I paramedici partirono, il padrone di casa se ne andò, la porta del 3B si chiuse per l’ultima volta con un clic soffice. Restammo nel corridoio, un silenzio pesante tra noi e il mondo che avevamo ignorato giù.

“Mamma,” disse Daniel stringendo la lettera, “che fine faranno le sue piante?”

“Non lo so,” risposi sinceramente.

“Beh,” disse, con una determinazione che non sembrava appartenere alle sue spalle piccole, “non possiamo lasciare che muoiano da sole anche loro.”

Quella notte, invece di guardare la televisione, scendemmo al 3B. Il padrone di casa mi aveva dato le chiavi, scrollando le spalle e dicendo che avrebbe sgomberato tutto in pochi giorni. L’aria era più fresca adesso, le finestre socchiuse. Le piante aspettavano silenziose sul davanzale.

Annacquammo una a una tutte le piante. Daniel parlava con loro, raccontando della scuola, delle sciocchezze dette dalla sua insegnante, di come il signor Thomas gli faceva l’occhiolino nel corridoio. Io accarezzavo le cornici alle pareti, leggendo le date, tracciando i volti.
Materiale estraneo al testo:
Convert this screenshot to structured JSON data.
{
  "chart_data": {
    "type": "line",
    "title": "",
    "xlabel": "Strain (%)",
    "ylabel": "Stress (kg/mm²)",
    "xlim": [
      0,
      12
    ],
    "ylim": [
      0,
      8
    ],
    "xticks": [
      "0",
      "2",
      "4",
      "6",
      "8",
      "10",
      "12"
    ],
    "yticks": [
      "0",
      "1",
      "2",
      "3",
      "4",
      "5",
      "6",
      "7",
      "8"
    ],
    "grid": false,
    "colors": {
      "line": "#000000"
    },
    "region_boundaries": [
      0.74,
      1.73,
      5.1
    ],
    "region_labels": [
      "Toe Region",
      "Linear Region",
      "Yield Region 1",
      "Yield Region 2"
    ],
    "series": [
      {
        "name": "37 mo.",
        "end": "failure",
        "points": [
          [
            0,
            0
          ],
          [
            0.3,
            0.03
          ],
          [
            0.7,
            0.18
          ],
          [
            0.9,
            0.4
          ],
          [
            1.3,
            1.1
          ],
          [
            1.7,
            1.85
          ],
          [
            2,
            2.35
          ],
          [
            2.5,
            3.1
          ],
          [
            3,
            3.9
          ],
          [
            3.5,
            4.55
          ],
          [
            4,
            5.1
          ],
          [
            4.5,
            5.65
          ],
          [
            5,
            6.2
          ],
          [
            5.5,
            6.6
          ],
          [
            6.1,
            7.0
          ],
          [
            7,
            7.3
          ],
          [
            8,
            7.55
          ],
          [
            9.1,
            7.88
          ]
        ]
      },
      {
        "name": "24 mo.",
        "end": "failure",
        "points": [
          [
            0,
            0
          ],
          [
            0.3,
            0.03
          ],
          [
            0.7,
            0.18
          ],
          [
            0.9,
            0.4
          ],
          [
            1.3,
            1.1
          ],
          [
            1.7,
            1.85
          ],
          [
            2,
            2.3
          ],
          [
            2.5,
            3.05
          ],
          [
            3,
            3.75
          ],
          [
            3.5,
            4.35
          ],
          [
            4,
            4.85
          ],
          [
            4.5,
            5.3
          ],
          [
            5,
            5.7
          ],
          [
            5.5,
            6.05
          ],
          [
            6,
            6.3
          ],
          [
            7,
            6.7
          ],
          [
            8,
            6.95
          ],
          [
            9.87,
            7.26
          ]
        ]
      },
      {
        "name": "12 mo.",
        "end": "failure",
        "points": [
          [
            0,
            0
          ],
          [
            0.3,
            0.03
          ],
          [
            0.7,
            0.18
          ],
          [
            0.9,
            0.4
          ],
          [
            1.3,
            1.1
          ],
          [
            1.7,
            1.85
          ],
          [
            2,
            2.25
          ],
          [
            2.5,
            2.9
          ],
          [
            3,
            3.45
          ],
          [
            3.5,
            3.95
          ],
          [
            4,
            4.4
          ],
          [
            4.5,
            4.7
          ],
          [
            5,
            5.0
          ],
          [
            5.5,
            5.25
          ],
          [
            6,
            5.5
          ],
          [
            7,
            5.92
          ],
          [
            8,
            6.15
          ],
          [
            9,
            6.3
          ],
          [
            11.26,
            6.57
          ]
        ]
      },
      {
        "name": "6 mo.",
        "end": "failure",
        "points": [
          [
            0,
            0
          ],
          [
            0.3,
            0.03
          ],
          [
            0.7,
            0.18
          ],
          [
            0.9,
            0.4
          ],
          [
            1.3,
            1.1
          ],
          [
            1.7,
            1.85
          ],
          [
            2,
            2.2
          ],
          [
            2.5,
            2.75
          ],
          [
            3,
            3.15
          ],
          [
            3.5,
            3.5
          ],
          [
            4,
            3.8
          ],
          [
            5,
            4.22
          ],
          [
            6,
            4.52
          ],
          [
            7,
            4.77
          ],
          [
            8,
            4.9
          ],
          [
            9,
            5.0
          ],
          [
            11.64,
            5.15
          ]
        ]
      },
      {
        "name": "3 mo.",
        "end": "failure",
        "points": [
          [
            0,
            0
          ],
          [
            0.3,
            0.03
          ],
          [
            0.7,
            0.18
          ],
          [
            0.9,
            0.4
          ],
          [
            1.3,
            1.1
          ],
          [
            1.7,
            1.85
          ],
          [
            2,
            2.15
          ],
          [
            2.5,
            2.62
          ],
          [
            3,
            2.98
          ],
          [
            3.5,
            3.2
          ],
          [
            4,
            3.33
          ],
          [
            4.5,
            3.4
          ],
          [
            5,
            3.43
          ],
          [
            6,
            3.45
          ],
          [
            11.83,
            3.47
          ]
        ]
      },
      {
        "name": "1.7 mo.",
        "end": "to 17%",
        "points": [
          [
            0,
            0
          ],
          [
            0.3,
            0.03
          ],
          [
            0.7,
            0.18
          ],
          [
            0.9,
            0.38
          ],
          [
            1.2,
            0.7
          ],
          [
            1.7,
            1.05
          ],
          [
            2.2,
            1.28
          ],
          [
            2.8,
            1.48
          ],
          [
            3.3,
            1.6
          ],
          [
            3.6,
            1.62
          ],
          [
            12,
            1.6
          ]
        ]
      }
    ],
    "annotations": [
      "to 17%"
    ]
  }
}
Uscendo, Daniel si fermò davanti a una fotografia. Piccola, quasi nascosta in un angolo: una bambina senza i denti davanti, che tiene un cucchiaio come se fosse un trofeo. Sul retro, con inchiostro sbiadito, riuscivo appena a leggere: “Primo caffè con zucchero. Ha detto che sa di felicità. – 1983.”

“Mamma,” disse Daniel con voce molto bassa, “non siamo andati quando ci ha chiesto.”

Mi inginocchiai accanto a lui. “No. Non siamo andati. E questo… fa male.”

Mi guardò, gli occhi lucidi. “Non possiamo rimediare, vero?”

Scossi la testa. “No. Ma possiamo ricordare. E possiamo essere migliori la prossima volta che qualcuno chiederà.”

La mattina dopo presi il mazzo di biglietti dal cassetto della cucina e li sparsi sul tavolo. Tutte quelle richieste gentili e tremanti di zucchero, cipolle e piccole compagnie che avevamo sempre trattato come commissioni da sbrigare. Daniel si sedette accanto, leggendo ciascuno lentamente, come una pagina di un libro che non voleva finire.

Incorniciammo l’ultima lettera e la appendemmo vicino alla nostra porta, dove non potevamo uscire senza vederla.

“Per favore, controllate se la mia luce è ancora accesa.”

Ora, ogni volta che incontriamo qualcuno nel corridoio, per strada, al negozio, che sembra troppo silenzioso, troppo solo, quella frase preme contro le mie costole. Un colpetto morbido, disperato, oltre una porta chiusa.

E ogni volta che Daniel sente suonare il nostro citofono, non importa quanto siamo occupati, corre ad aprire.

“Perché,” mi dice, quando gli chiedo perché si affretta tanto, “forse questa volta qualcuno non sta solo chiedendo zucchero.”